The holiday’s impact on hospitalizations is even further away, with rising hospital admissions typically lagging behind rising diagnoses by seven to 10 days.

But hospitalizations already were rising sharply Thursday, with 597 Utah patients concurrently admitted, UDOH reported — well above the previous record high of 575 patients.

In total, 8,548 patients have been hospitalized in Utah for COVID-19, 1,170 of those in the past two weeks.

The state has contracted with four long-term care facilities, at a cost of $700,000 per month, to care for some hospital patients, Herbert said.

It’s a “pressure release valve,” he said, “... even though it may not be as good as what they might find in a hospital.”

Dunn said Utah also has adopted new recommendations to align with quarantine guidelines from the Centers for Disease Control and Prevention — those exposed to COVID-19 can now quarantine for 10 days, instead of 14, and those who remain asymptomatic can test out of quarantine on the seventh day.

Thursday marked the end of the virus’s deadliest 30-day stretch since the pandemic began in Utah, with nearly 300 deaths in the past month. Utah’s death toll from the coronavirus stood at 917 Thursday, with 11 fatalities reported since Wednesday:

  • A Carbon County man, age 65 to 84.

  • Five Salt Lake County men, one older than 85 and four ages 65 to 84.

  • Two Utah County men, one age 45 to 64 and another age 65 to 84.

  • A Weber County man, older than 85.

  • A Weber County woman, age 45 to 64.

  • A Washington County woman, age 65 to 84.

There were 13,185 new test results reported Thursday, above the weeklong average of about 12,300 new tests per day.

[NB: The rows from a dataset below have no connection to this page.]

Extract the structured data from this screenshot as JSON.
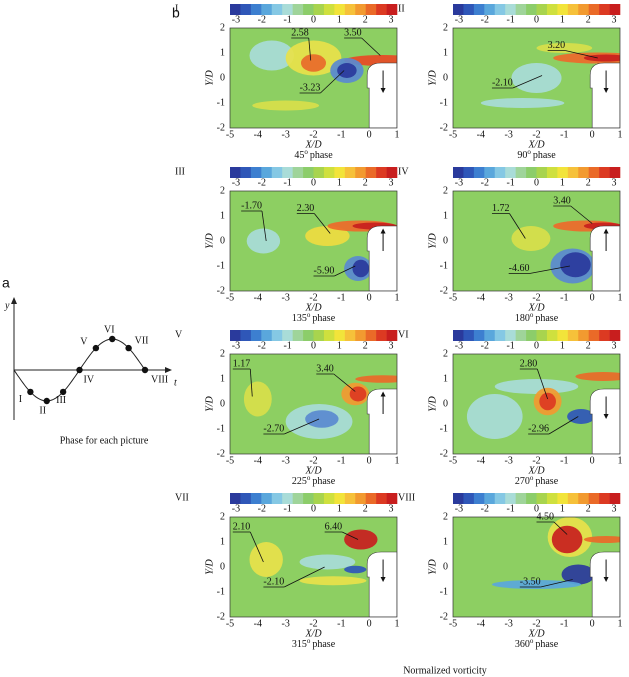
{
  "figure_labels": {
    "a": "a",
    "b": "b"
  },
  "phase_diagram": {
    "y_axis": "y",
    "x_axis": "t",
    "points": [
      "I",
      "II",
      "III",
      "IV",
      "V",
      "VI",
      "VII",
      "VIII"
    ],
    "caption": "Phase for each picture"
  },
  "colorbar_ticks": [
    "-3",
    "-2",
    "-1",
    "0",
    "1",
    "2",
    "3"
  ],
  "x_ticks": [
    "-5",
    "-4",
    "-3",
    "-2",
    "-1",
    "0",
    "1"
  ],
  "y_ticks": [
    "2",
    "1",
    "0",
    "-1",
    "-2"
  ],
  "x_label": "X/D",
  "y_label": "Y/D",
  "degree_mark": "o",
  "phase_word": "phase",
  "panels": [
    {
      "angle": "45",
      "annotations": [
        "2.58",
        "3.50",
        "-3.23"
      ]
    },
    {
      "angle": "90",
      "annotations": [
        "3.20",
        "-2.10"
      ]
    },
    {
      "angle": "135",
      "annotations": [
        "-1.70",
        "2.30",
        "-5.90"
      ]
    },
    {
      "angle": "180",
      "annotations": [
        "1.72",
        "3.40",
        "-4.60"
      ]
    },
    {
      "angle": "225",
      "annotations": [
        "1.17",
        "3.40",
        "-2.70"
      ]
    },
    {
      "angle": "270",
      "annotations": [
        "2.80",
        "-2.96"
      ]
    },
    {
      "angle": "315",
      "annotations": [
        "2.10",
        "6.40",
        "-2.10"
      ]
    },
    {
      "angle": "360",
      "annotations": [
        "4.50",
        "-3.50"
      ]
    }
  ],
  "footer": "Normalized vorticity"
}
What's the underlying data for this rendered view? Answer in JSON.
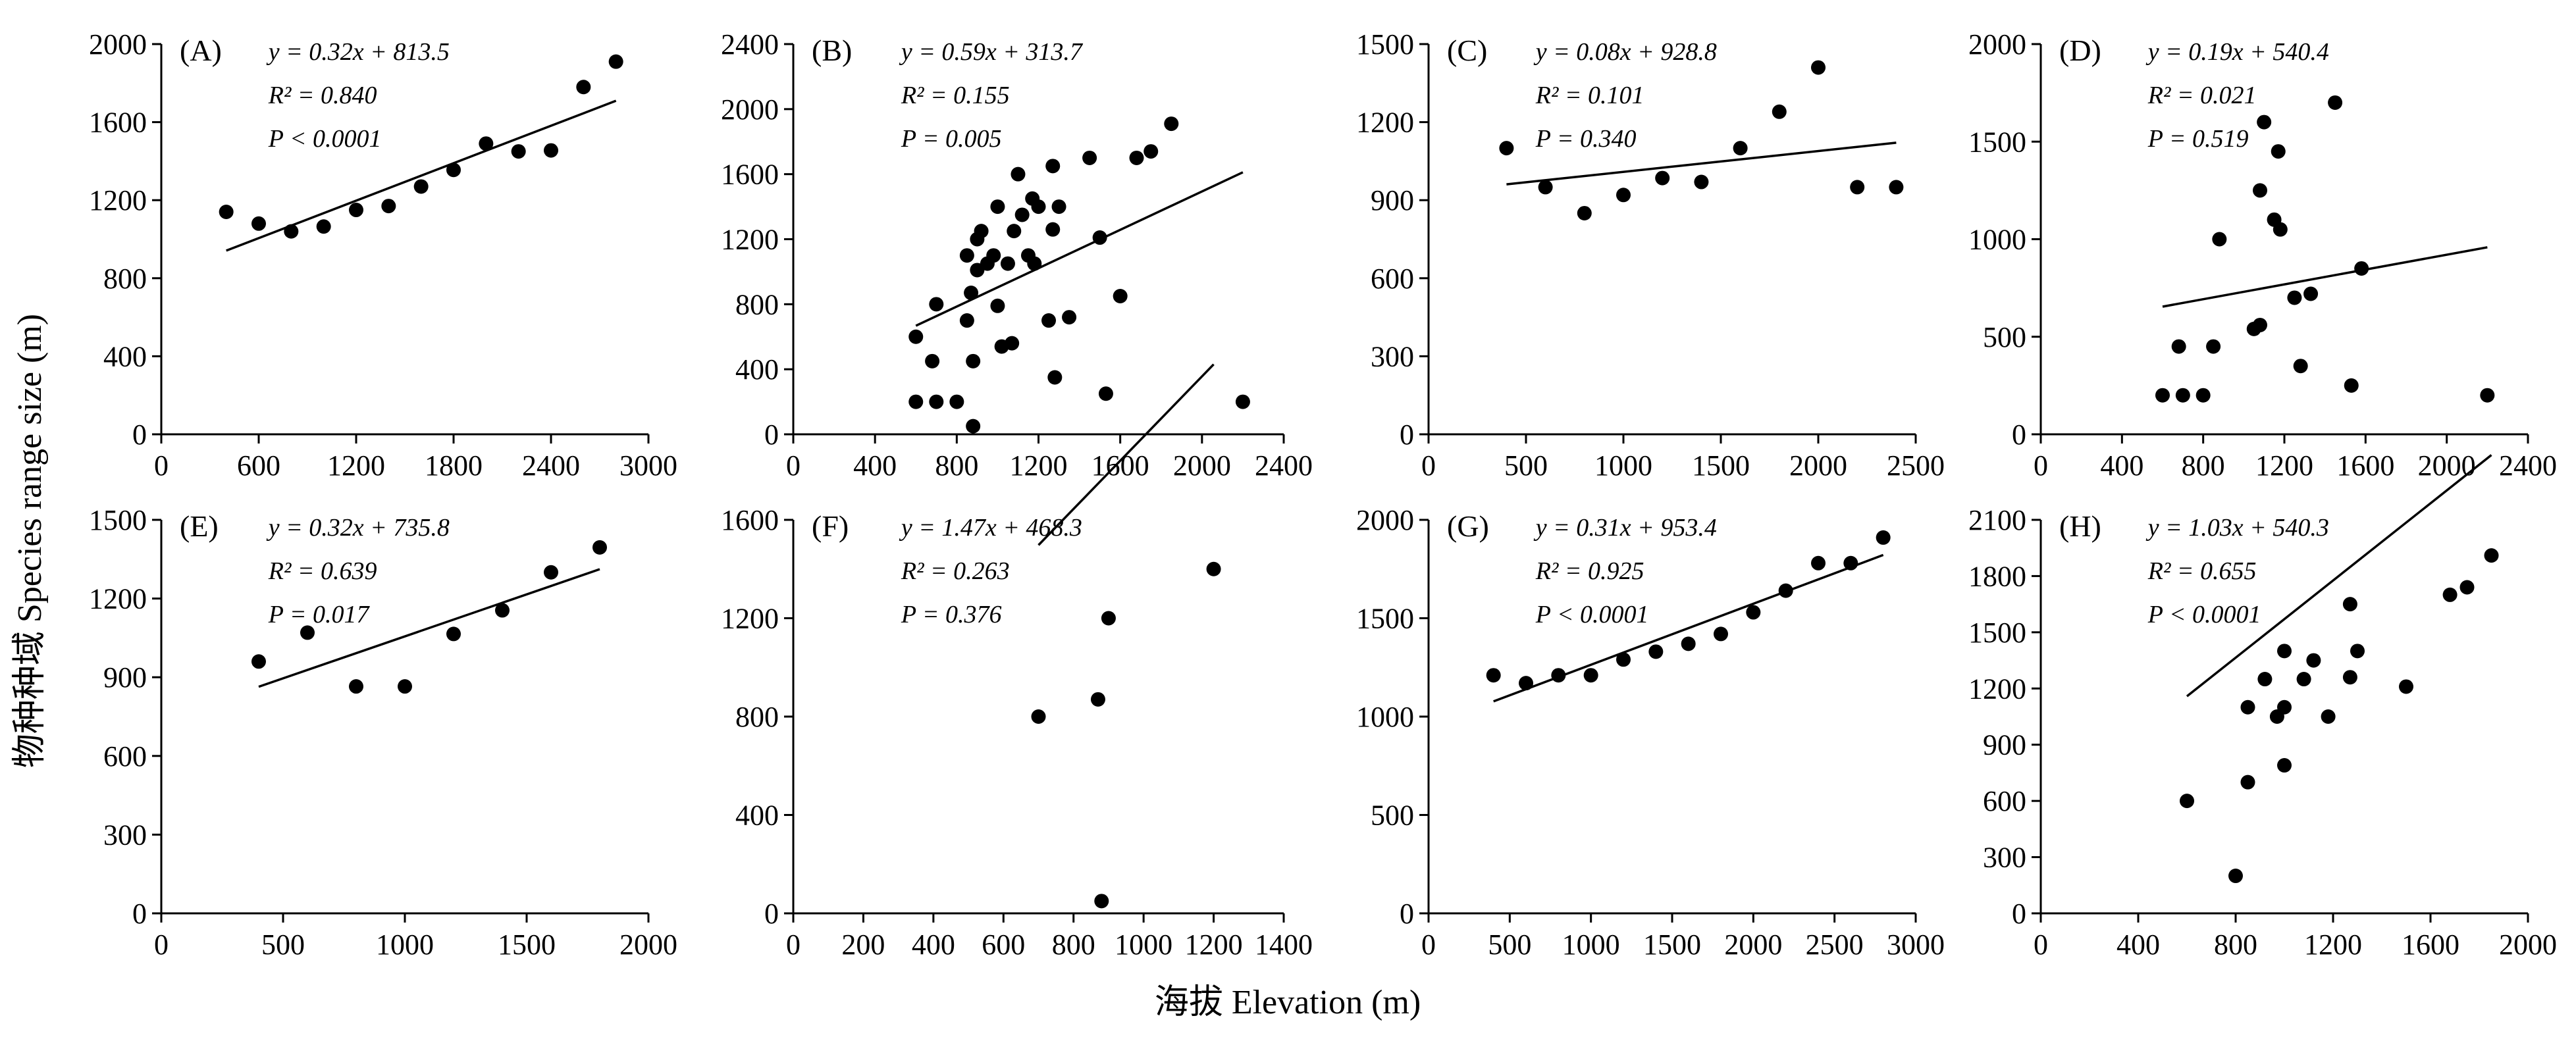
{
  "figure": {
    "shared_ylabel": "物种种域  Species range size (m)",
    "shared_xlabel": "海拔 Elevation (m)"
  },
  "chart_data": [
    {
      "panel": "(A)",
      "type": "scatter",
      "equation": "y = 0.32x + 813.5",
      "r2": "R² = 0.840",
      "p": "P < 0.0001",
      "xlim": [
        0,
        3000
      ],
      "ylim": [
        0,
        2000
      ],
      "xticks": [
        0,
        600,
        1200,
        1800,
        2400,
        3000
      ],
      "yticks": [
        0,
        400,
        800,
        1200,
        1600,
        2000
      ],
      "points": [
        [
          400,
          1140
        ],
        [
          600,
          1080
        ],
        [
          800,
          1040
        ],
        [
          1000,
          1065
        ],
        [
          1200,
          1150
        ],
        [
          1400,
          1170
        ],
        [
          1600,
          1270
        ],
        [
          1800,
          1355
        ],
        [
          2000,
          1490
        ],
        [
          2200,
          1450
        ],
        [
          2400,
          1455
        ],
        [
          2600,
          1780
        ],
        [
          2800,
          1910
        ]
      ],
      "fit": {
        "slope": 0.32,
        "intercept": 813.5,
        "x_range": [
          400,
          2800
        ]
      }
    },
    {
      "panel": "(B)",
      "type": "scatter",
      "equation": "y = 0.59x + 313.7",
      "r2": "R² = 0.155",
      "p": "P = 0.005",
      "xlim": [
        0,
        2400
      ],
      "ylim": [
        0,
        2400
      ],
      "xticks": [
        0,
        400,
        800,
        1200,
        1600,
        2000,
        2400
      ],
      "yticks": [
        0,
        400,
        800,
        1200,
        1600,
        2000,
        2400
      ],
      "points": [
        [
          600,
          600
        ],
        [
          600,
          200
        ],
        [
          680,
          450
        ],
        [
          700,
          800
        ],
        [
          700,
          200
        ],
        [
          800,
          200
        ],
        [
          850,
          700
        ],
        [
          850,
          1100
        ],
        [
          870,
          870
        ],
        [
          880,
          450
        ],
        [
          880,
          50
        ],
        [
          900,
          1200
        ],
        [
          900,
          1010
        ],
        [
          920,
          1250
        ],
        [
          950,
          1050
        ],
        [
          980,
          1100
        ],
        [
          1000,
          1400
        ],
        [
          1000,
          790
        ],
        [
          1020,
          540
        ],
        [
          1050,
          1050
        ],
        [
          1070,
          560
        ],
        [
          1080,
          1250
        ],
        [
          1100,
          1600
        ],
        [
          1120,
          1350
        ],
        [
          1150,
          1100
        ],
        [
          1170,
          1450
        ],
        [
          1180,
          1050
        ],
        [
          1200,
          1400
        ],
        [
          1250,
          700
        ],
        [
          1270,
          1260
        ],
        [
          1270,
          1650
        ],
        [
          1280,
          350
        ],
        [
          1300,
          1400
        ],
        [
          1350,
          720
        ],
        [
          1450,
          1700
        ],
        [
          1500,
          1210
        ],
        [
          1530,
          250
        ],
        [
          1600,
          850
        ],
        [
          1680,
          1700
        ],
        [
          1750,
          1740
        ],
        [
          1850,
          1910
        ],
        [
          2200,
          200
        ]
      ],
      "fit": {
        "slope": 0.59,
        "intercept": 313.7,
        "x_range": [
          600,
          2200
        ]
      }
    },
    {
      "panel": "(C)",
      "type": "scatter",
      "equation": "y = 0.08x + 928.8",
      "r2": "R² = 0.101",
      "p": "P = 0.340",
      "xlim": [
        0,
        2500
      ],
      "ylim": [
        0,
        1500
      ],
      "xticks": [
        0,
        500,
        1000,
        1500,
        2000,
        2500
      ],
      "yticks": [
        0,
        300,
        600,
        900,
        1200,
        1500
      ],
      "points": [
        [
          400,
          1100
        ],
        [
          600,
          950
        ],
        [
          800,
          850
        ],
        [
          1000,
          920
        ],
        [
          1200,
          985
        ],
        [
          1400,
          970
        ],
        [
          1600,
          1100
        ],
        [
          1800,
          1240
        ],
        [
          2000,
          1410
        ],
        [
          2200,
          950
        ],
        [
          2400,
          950
        ]
      ],
      "fit": {
        "slope": 0.08,
        "intercept": 928.8,
        "x_range": [
          400,
          2400
        ]
      }
    },
    {
      "panel": "(D)",
      "type": "scatter",
      "equation": "y = 0.19x + 540.4",
      "r2": "R² = 0.021",
      "p": "P = 0.519",
      "xlim": [
        0,
        2400
      ],
      "ylim": [
        0,
        2000
      ],
      "xticks": [
        0,
        400,
        800,
        1200,
        1600,
        2000,
        2400
      ],
      "yticks": [
        0,
        500,
        1000,
        1500,
        2000
      ],
      "points": [
        [
          600,
          200
        ],
        [
          680,
          450
        ],
        [
          700,
          200
        ],
        [
          800,
          200
        ],
        [
          850,
          450
        ],
        [
          880,
          1000
        ],
        [
          1050,
          540
        ],
        [
          1080,
          560
        ],
        [
          1080,
          1250
        ],
        [
          1100,
          1600
        ],
        [
          1150,
          1100
        ],
        [
          1170,
          1450
        ],
        [
          1180,
          1050
        ],
        [
          1250,
          700
        ],
        [
          1280,
          350
        ],
        [
          1330,
          720
        ],
        [
          1450,
          1700
        ],
        [
          1530,
          250
        ],
        [
          1580,
          850
        ],
        [
          2200,
          200
        ]
      ],
      "fit": {
        "slope": 0.19,
        "intercept": 540.4,
        "x_range": [
          600,
          2200
        ]
      }
    },
    {
      "panel": "(E)",
      "type": "scatter",
      "equation": "y = 0.32x + 735.8",
      "r2": "R² = 0.639",
      "p": "P = 0.017",
      "xlim": [
        0,
        2000
      ],
      "ylim": [
        0,
        1500
      ],
      "xticks": [
        0,
        500,
        1000,
        1500,
        2000
      ],
      "yticks": [
        0,
        300,
        600,
        900,
        1200,
        1500
      ],
      "points": [
        [
          400,
          960
        ],
        [
          600,
          1070
        ],
        [
          800,
          865
        ],
        [
          1000,
          865
        ],
        [
          1200,
          1065
        ],
        [
          1400,
          1155
        ],
        [
          1600,
          1300
        ],
        [
          1800,
          1395
        ]
      ],
      "fit": {
        "slope": 0.32,
        "intercept": 735.8,
        "x_range": [
          400,
          1800
        ]
      }
    },
    {
      "panel": "(F)",
      "type": "scatter",
      "equation": "y = 1.47x + 468.3",
      "r2": "R² = 0.263",
      "p": "P = 0.376",
      "xlim": [
        0,
        1400
      ],
      "ylim": [
        0,
        1600
      ],
      "xticks": [
        0,
        200,
        400,
        600,
        800,
        1000,
        1200,
        1400
      ],
      "yticks": [
        0,
        400,
        800,
        1200,
        1600
      ],
      "points": [
        [
          700,
          800
        ],
        [
          870,
          870
        ],
        [
          880,
          50
        ],
        [
          900,
          1200
        ],
        [
          1200,
          1400
        ]
      ],
      "fit": {
        "slope": 1.47,
        "intercept": 468.3,
        "x_range": [
          700,
          1200
        ]
      }
    },
    {
      "panel": "(G)",
      "type": "scatter",
      "equation": "y = 0.31x + 953.4",
      "r2": "R² = 0.925",
      "p": "P < 0.0001",
      "xlim": [
        0,
        3000
      ],
      "ylim": [
        0,
        2000
      ],
      "xticks": [
        0,
        500,
        1000,
        1500,
        2000,
        2500,
        3000
      ],
      "yticks": [
        0,
        500,
        1000,
        1500,
        2000
      ],
      "points": [
        [
          400,
          1210
        ],
        [
          600,
          1170
        ],
        [
          800,
          1210
        ],
        [
          1000,
          1210
        ],
        [
          1200,
          1290
        ],
        [
          1400,
          1330
        ],
        [
          1600,
          1370
        ],
        [
          1800,
          1420
        ],
        [
          2000,
          1530
        ],
        [
          2200,
          1640
        ],
        [
          2400,
          1780
        ],
        [
          2600,
          1780
        ],
        [
          2800,
          1910
        ]
      ],
      "fit": {
        "slope": 0.31,
        "intercept": 953.4,
        "x_range": [
          400,
          2800
        ]
      }
    },
    {
      "panel": "(H)",
      "type": "scatter",
      "equation": "y = 1.03x + 540.3",
      "r2": "R² = 0.655",
      "p": "P < 0.0001",
      "xlim": [
        0,
        2000
      ],
      "ylim": [
        0,
        2100
      ],
      "xticks": [
        0,
        400,
        800,
        1200,
        1600,
        2000
      ],
      "yticks": [
        0,
        300,
        600,
        900,
        1200,
        1500,
        1800,
        2100
      ],
      "points": [
        [
          600,
          600
        ],
        [
          800,
          200
        ],
        [
          850,
          1100
        ],
        [
          850,
          700
        ],
        [
          920,
          1250
        ],
        [
          970,
          1050
        ],
        [
          1000,
          1100
        ],
        [
          1000,
          1400
        ],
        [
          1000,
          790
        ],
        [
          1080,
          1250
        ],
        [
          1120,
          1350
        ],
        [
          1180,
          1050
        ],
        [
          1270,
          1260
        ],
        [
          1270,
          1650
        ],
        [
          1300,
          1400
        ],
        [
          1500,
          1210
        ],
        [
          1680,
          1700
        ],
        [
          1750,
          1740
        ],
        [
          1850,
          1910
        ]
      ],
      "fit": {
        "slope": 1.03,
        "intercept": 540.3,
        "x_range": [
          600,
          1850
        ]
      }
    }
  ]
}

Tell us about Utah’s COVID-19 victims

The Salt Lake Tribune knows the identities of only a fraction of the Utahns who have died from the coronavirus. The rest are known only by those close to them.

We are asking families and friends to help us identify every Utahn who has died from the virus. Please email names and photos to coronavirus@sltrib.com.

Infection rates were the worst by far in Wasatch County, where one in every 54 residents had tested positive for the virus in the past two weeks — the highest rate of any county in Utah at any time since the pandemic began. Wasatch County was followed by Sanpete, Utah, Washington, Cache and Morgan counties, where at least 1 in every 75 people had tested positive for the virus in the past two weeks — meaning their cases are considered “active.”

Of the 98 “small areas” studied by health officials in Utah, only northern Orem had a higher infection rate than Wasatch County. The northern neighborhoods of Orem have had the state’s highest case rates since mid-October; as of Thursday, at least 1 in every 50 residents was diagnosed with an active case.